Oil shipments to India and China aren’t the only ways Russia is skirting Western sanctions. Some countries are simply not playing along with the West’s calls to isolate Russia from the global economy. In The Wall Street Journal Gabriele Steinhauser and Benoit Faucon explain a recent shipment to South Africa by a Russian ship known to carry weapons, writing:
A Russian merchant ship whose owner has allegedly carried weapons for the Kremlin turned off its transponder last month before surreptitiously docking at South Africa’s largest naval base, where it delivered and loaded unidentified cargoes, according to witnesses and a senior U.S. official.
South Africa has declined to say what the ship was carrying or what was loaded onto it at the Simon’s Town navy base. The country’s defense minister shrugged off U.S. concerns, saying Washington “threatens Africa, not just South Africa, of having anything that is even smelling of Russia.”
The visit by the ship, the Lady R, owned by Russian shipping company MG-FLOT LLC, has strained relations between Washington and Pretoria. It also demonstrates the difficulty for the U.S. and its allies of enforcing sanctions against Moscow.
MG-FLOT didn’t respond to emails sent to addresses listed online seeking comment. The Russian Embassy in Pretoria and the Kremlin also didn’t respond to emailed requests for comment.
A senior U.S. official said Washington was concerned by the support the South African armed forces provided to the Lady R, including allowing it to enter and move cargo at a naval base while its automatic identification system was switched off.
For two nights, during which Simon’s Town was plunged into darkness by nationwide power cuts, a mobile crane moved crates off and onto the 122-meter-long vessel under the watch of armed guards, according to witnesses and photos viewed by The Wall Street Journal.
“There is no publicly available information on the source of the containers that were loaded onto the Lady R,” the U.S. official said.
The Lady R left Simon’s Town the morning of Dec. 9. When the ship started transmitting a position again in the evening of that day, it was anchored more than 100 miles east of Simon’s Town, tracking services showed.
Since mid-December, the vessel has been anchored off the coast of Mozambique, where it pulled into the port of Beira over the weekend, according to ship-tracking services, which give its destination as Istanbul.
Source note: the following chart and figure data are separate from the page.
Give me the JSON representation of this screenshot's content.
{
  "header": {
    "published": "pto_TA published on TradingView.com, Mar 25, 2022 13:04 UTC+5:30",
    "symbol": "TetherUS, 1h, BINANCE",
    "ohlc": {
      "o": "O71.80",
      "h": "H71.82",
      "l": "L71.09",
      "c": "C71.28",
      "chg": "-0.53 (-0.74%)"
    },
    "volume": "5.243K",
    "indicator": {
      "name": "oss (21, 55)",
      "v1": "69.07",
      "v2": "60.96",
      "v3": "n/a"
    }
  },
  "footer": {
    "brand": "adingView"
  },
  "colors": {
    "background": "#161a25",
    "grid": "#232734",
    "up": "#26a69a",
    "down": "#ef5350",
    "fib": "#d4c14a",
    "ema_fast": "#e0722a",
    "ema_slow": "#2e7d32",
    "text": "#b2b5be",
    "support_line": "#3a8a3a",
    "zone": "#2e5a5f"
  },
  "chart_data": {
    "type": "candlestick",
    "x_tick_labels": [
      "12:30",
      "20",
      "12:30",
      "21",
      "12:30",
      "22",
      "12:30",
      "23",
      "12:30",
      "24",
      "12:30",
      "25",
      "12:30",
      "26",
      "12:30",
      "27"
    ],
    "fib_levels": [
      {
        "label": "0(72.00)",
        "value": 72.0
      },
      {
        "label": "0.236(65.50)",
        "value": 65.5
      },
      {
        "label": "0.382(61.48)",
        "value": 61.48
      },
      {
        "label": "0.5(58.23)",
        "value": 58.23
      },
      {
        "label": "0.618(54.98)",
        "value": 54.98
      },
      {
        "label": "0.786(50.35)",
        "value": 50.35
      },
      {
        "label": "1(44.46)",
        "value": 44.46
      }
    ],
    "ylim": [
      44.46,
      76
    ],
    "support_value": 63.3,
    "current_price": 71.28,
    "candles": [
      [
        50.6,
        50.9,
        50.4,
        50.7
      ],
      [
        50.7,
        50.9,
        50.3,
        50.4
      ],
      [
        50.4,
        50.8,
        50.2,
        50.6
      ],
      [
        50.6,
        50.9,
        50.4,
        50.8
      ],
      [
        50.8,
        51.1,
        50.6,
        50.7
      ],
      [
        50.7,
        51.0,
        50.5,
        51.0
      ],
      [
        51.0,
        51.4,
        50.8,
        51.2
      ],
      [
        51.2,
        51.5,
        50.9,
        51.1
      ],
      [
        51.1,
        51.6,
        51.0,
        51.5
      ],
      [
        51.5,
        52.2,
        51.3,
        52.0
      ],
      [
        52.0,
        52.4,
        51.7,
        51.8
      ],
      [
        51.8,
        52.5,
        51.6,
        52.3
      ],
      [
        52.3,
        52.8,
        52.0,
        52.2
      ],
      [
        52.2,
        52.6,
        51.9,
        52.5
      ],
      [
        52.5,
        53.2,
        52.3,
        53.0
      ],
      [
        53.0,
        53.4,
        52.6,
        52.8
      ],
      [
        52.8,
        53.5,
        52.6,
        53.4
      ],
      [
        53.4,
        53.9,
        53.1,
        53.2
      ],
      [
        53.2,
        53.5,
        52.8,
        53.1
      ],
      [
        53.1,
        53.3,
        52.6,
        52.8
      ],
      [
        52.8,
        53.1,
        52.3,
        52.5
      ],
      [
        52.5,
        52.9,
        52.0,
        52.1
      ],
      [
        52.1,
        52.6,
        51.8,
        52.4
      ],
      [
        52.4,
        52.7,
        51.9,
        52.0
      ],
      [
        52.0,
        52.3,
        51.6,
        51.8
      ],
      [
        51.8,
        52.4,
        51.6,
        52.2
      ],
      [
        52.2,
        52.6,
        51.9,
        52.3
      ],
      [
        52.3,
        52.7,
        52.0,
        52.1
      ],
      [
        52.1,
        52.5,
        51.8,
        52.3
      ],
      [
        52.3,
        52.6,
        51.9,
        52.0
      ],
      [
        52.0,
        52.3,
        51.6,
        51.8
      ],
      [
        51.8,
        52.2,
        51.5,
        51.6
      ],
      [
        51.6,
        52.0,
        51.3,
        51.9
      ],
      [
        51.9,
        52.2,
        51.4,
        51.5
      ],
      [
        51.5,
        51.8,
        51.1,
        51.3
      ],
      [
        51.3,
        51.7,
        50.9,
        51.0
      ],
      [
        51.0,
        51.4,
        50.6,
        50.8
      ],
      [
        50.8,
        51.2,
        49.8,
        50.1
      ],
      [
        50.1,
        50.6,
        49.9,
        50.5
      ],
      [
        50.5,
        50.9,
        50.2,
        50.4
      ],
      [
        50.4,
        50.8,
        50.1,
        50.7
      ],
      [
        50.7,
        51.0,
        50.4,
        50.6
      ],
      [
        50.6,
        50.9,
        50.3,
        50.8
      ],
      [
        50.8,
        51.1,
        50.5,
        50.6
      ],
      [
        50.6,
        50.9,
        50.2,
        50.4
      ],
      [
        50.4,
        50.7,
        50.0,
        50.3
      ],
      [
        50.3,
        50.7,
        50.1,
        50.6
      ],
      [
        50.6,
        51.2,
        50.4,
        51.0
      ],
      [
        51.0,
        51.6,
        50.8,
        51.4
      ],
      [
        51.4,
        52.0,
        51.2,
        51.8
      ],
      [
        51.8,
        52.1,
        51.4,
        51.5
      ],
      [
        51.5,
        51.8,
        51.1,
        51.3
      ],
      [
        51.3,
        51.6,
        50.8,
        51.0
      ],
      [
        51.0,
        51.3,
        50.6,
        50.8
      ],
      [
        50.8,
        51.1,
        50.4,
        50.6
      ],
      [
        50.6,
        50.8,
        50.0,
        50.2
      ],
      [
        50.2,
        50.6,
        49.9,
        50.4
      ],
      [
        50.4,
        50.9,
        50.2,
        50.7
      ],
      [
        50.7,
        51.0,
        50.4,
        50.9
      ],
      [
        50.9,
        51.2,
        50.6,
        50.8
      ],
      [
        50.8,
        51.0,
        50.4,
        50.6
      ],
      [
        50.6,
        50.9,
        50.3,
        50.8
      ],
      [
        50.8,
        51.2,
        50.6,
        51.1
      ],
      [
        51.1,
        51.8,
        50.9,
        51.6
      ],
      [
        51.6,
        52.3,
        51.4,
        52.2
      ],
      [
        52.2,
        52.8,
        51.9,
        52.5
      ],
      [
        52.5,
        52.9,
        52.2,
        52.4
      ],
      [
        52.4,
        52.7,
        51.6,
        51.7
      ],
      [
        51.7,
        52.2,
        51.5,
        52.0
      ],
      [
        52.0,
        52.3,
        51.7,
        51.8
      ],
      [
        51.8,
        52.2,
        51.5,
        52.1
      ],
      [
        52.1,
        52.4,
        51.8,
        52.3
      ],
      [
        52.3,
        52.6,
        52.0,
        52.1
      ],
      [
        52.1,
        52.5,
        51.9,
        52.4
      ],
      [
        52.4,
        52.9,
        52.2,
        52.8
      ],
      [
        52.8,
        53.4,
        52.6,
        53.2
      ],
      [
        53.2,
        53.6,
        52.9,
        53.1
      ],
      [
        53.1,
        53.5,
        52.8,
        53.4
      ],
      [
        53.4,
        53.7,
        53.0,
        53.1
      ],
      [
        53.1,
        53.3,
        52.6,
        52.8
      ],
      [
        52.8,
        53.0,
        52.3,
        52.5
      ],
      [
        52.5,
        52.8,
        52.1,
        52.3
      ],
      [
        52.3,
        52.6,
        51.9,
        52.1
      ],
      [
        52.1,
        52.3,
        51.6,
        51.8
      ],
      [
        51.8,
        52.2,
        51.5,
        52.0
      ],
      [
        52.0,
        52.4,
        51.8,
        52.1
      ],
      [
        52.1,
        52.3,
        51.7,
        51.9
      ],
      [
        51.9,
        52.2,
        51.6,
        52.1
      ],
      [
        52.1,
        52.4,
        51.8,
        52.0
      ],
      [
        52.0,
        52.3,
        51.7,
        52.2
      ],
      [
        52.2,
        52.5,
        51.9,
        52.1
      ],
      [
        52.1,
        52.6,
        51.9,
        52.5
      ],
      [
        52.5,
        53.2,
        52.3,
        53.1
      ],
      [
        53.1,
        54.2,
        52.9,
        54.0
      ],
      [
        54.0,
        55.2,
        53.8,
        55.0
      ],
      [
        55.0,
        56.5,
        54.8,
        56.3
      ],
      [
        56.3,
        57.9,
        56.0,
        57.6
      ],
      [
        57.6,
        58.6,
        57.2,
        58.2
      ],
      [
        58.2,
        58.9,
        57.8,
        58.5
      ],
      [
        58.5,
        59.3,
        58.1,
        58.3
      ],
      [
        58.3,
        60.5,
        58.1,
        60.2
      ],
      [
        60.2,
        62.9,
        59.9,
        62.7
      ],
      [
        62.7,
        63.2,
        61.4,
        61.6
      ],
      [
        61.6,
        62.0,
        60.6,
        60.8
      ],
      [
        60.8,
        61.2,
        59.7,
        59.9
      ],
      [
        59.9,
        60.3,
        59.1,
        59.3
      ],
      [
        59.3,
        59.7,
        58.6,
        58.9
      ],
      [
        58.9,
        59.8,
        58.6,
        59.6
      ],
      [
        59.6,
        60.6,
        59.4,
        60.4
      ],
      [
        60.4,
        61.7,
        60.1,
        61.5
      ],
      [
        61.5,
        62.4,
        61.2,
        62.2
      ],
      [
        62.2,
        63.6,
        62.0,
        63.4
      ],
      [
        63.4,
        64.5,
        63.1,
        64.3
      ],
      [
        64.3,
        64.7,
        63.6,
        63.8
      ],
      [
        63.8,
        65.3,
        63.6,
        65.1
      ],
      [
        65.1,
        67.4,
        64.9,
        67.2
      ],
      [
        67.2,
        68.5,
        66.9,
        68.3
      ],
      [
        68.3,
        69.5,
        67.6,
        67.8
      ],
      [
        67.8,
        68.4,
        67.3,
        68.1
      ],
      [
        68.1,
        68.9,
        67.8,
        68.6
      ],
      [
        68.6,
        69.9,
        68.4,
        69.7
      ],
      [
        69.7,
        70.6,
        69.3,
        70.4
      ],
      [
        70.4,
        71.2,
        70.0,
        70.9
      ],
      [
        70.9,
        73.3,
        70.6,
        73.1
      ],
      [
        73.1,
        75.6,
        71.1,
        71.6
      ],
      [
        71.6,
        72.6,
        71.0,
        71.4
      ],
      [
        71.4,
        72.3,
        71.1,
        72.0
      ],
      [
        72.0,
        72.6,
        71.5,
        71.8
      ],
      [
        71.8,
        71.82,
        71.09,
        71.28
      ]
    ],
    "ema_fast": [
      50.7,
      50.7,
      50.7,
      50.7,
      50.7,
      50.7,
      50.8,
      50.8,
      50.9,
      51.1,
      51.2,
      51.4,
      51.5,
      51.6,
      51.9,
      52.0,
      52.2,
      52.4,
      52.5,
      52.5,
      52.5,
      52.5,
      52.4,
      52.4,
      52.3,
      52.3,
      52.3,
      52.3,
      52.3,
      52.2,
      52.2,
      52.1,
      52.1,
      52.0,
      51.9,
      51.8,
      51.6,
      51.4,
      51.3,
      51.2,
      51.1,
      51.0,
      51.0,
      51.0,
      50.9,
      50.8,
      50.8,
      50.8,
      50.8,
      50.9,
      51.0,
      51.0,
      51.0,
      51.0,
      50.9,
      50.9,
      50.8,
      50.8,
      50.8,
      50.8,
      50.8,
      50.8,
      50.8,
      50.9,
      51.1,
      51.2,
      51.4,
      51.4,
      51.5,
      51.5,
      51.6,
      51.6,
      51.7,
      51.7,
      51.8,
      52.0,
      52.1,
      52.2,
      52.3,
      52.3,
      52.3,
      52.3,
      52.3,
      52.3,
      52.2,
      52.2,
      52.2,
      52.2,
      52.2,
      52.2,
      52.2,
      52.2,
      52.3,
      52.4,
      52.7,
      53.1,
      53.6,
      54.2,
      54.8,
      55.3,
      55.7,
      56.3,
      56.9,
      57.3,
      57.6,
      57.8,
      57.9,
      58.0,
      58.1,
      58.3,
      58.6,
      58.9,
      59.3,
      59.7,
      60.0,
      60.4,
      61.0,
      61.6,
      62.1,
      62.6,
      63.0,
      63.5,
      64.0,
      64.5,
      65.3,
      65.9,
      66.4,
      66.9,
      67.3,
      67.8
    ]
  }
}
From Istanbul, it is a relatively short trip to Russian Black Sea ports.
Kobus Marais, a lawmaker and defense spokesman for South Africa’s opposition Democratic Alliance, said he was told that the Lady R delivered ammunition from Russia, although that would normally be imported through commercial ports, he said.
The U.S. imposed sanctions on the Lady R and MG-FLOT on May 8, when the company was using the name Transmorflot LLC. Washington said the company and its vessels had been shipping weapons for the Russian government.
In November, when the U.S. learned that the Lady R was headed toward South Africa, the U.S. Embassy alerted the South African government to the fact that the vessel was under sanctions, the senior U.S. official said.
Under U.S. law, Washington can sanction any entity, person or country that provides services to a sanctioned vessel.